Just from the synopsis, Ember seems a little annoying–why would she go into the underworld in the first place and make a guy chase her for presumably most of the story? We’ll hope she’s not as small-minded as that.

The Once and Future Witches by Alix E. Harrow: I loved Harrow’s debut, The Ten Thousand Doors of January, so I look forward to reading about some sisters’ plan to turn the women’s suffrage movement into the witch’s movement, even when stalked by sickness and shadows.

House of Hollow by Krystal Sutherland: I’m trying to decide if this book is too creepy for me or not. The cover is definitely creepy enough! (Then again, I think any faces on covers, even when they’re not dripping blood, are creepy.) In this book, Iris has spent most of her teenage years trying to avoid the weirdness that sticks to her like tar. That tends to happen when you can’t remember what happened to you and your two sisters when you were kids.

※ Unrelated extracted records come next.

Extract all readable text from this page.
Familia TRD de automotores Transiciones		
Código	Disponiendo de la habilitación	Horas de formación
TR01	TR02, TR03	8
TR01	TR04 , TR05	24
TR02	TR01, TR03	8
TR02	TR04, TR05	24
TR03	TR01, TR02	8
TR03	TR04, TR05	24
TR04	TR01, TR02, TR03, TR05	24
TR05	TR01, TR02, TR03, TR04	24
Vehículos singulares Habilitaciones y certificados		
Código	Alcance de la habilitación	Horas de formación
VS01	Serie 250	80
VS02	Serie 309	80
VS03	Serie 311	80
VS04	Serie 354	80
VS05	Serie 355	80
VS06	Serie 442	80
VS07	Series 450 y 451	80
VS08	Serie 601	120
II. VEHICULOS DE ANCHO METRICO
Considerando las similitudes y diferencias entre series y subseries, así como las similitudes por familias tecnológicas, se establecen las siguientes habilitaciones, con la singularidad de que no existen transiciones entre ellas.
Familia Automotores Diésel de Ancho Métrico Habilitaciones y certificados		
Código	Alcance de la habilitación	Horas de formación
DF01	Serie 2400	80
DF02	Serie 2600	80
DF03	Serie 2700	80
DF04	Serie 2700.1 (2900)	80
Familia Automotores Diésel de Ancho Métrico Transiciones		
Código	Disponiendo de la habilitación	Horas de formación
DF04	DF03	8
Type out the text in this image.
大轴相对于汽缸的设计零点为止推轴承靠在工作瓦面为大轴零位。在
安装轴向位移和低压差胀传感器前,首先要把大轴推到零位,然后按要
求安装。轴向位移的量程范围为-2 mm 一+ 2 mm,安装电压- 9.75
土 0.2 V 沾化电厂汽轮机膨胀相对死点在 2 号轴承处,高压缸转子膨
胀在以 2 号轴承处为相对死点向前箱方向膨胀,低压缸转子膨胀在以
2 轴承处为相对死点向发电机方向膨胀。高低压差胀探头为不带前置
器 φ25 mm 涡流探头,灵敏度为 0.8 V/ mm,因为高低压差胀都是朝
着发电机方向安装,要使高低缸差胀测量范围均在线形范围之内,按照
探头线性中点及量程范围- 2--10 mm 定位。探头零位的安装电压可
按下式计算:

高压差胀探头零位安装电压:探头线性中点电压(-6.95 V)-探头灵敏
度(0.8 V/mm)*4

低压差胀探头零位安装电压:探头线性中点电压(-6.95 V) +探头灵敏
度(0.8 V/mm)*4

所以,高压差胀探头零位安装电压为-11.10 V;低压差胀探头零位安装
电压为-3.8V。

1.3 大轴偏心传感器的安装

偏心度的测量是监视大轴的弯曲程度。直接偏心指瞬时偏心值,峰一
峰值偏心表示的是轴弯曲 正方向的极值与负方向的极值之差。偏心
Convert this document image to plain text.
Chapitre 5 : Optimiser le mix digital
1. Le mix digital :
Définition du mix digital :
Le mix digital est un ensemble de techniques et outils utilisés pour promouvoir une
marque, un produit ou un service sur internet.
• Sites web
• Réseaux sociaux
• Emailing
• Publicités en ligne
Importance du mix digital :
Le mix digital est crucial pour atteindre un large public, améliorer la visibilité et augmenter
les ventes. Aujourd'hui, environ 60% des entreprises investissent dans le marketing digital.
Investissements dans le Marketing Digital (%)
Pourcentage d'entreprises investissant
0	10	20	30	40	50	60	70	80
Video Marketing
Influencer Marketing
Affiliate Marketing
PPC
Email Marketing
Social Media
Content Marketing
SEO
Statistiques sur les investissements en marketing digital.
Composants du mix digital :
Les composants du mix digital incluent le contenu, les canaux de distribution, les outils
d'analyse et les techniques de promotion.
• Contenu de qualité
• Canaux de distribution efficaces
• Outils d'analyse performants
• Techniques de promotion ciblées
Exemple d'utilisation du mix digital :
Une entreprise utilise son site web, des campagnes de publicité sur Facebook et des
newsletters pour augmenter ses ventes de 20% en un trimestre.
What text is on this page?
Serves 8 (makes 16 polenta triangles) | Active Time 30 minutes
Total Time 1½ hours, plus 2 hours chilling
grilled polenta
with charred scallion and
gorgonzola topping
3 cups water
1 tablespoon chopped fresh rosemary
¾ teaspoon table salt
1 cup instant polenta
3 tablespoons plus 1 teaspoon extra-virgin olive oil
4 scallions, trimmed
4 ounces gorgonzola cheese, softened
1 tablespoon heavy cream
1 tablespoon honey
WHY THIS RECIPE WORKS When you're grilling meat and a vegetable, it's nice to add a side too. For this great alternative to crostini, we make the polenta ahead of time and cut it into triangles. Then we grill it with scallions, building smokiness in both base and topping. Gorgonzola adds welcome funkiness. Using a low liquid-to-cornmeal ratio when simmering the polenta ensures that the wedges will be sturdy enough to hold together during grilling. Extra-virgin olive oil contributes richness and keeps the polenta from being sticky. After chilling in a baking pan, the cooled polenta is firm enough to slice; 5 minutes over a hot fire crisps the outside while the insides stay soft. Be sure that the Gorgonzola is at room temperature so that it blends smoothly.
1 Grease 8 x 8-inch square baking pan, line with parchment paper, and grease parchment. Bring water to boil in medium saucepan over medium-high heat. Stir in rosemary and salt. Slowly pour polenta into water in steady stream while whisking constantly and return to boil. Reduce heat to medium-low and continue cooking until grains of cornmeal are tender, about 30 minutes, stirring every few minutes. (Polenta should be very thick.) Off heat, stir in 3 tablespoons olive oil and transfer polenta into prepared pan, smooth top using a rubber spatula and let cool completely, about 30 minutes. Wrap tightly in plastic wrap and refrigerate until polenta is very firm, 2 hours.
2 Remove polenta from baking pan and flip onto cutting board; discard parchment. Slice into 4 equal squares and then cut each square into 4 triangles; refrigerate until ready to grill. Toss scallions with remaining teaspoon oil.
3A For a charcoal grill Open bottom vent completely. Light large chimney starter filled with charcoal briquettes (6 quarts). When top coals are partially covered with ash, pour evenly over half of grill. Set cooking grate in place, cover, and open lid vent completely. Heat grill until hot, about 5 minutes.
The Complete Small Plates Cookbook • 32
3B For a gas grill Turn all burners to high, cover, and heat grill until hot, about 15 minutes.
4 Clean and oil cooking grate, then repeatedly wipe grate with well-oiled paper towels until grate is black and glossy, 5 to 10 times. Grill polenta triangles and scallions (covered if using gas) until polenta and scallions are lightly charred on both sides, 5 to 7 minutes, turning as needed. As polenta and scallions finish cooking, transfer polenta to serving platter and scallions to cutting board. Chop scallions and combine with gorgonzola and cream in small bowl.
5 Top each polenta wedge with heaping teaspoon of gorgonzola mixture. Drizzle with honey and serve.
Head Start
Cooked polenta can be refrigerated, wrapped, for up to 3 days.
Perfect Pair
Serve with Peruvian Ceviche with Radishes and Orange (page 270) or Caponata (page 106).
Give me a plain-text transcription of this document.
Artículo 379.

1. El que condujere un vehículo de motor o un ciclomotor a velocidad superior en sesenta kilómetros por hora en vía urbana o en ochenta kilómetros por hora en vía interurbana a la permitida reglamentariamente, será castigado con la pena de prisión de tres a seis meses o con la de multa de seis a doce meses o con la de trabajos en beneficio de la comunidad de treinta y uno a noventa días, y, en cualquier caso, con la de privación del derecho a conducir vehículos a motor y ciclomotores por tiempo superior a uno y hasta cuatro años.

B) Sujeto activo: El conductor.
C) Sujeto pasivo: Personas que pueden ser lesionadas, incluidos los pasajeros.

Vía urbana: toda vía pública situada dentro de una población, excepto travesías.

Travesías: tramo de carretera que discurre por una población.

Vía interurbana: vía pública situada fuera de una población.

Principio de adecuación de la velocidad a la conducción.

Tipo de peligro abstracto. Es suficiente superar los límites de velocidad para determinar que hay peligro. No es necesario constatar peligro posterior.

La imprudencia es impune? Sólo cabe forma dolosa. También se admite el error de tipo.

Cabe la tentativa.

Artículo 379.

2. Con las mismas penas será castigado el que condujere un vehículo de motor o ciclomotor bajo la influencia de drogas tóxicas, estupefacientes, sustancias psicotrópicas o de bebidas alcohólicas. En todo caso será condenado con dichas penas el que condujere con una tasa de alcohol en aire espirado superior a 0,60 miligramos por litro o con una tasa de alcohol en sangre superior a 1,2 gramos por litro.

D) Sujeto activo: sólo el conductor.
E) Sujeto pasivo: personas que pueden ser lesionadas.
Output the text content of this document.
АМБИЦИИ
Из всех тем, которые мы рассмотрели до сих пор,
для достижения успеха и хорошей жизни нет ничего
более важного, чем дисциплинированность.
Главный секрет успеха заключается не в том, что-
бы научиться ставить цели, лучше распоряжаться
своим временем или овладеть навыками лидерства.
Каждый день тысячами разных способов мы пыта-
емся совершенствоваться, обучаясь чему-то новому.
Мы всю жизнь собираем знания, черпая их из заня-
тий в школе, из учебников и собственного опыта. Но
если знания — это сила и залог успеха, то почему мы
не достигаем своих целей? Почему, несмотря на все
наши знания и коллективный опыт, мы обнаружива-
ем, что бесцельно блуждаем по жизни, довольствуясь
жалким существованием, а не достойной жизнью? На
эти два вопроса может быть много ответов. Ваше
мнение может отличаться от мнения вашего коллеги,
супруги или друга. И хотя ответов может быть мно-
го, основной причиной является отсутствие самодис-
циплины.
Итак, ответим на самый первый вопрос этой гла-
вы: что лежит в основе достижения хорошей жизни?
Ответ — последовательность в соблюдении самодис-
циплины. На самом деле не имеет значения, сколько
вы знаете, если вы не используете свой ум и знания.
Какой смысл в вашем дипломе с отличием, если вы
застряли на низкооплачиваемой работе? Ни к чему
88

But when her eldest sister, Grey, goes missing, Iris learns just how weird her life can get: horned men start shadowing her, a corpse falls out of her sister’s ceiling, and ugly, impossible memories start to twist their way to the forefront of her mind. Iris starts hunting down what happened to her sister, but she might not want to know the dark and dangerous truth.

What are some of your favorite books to read in the autumn?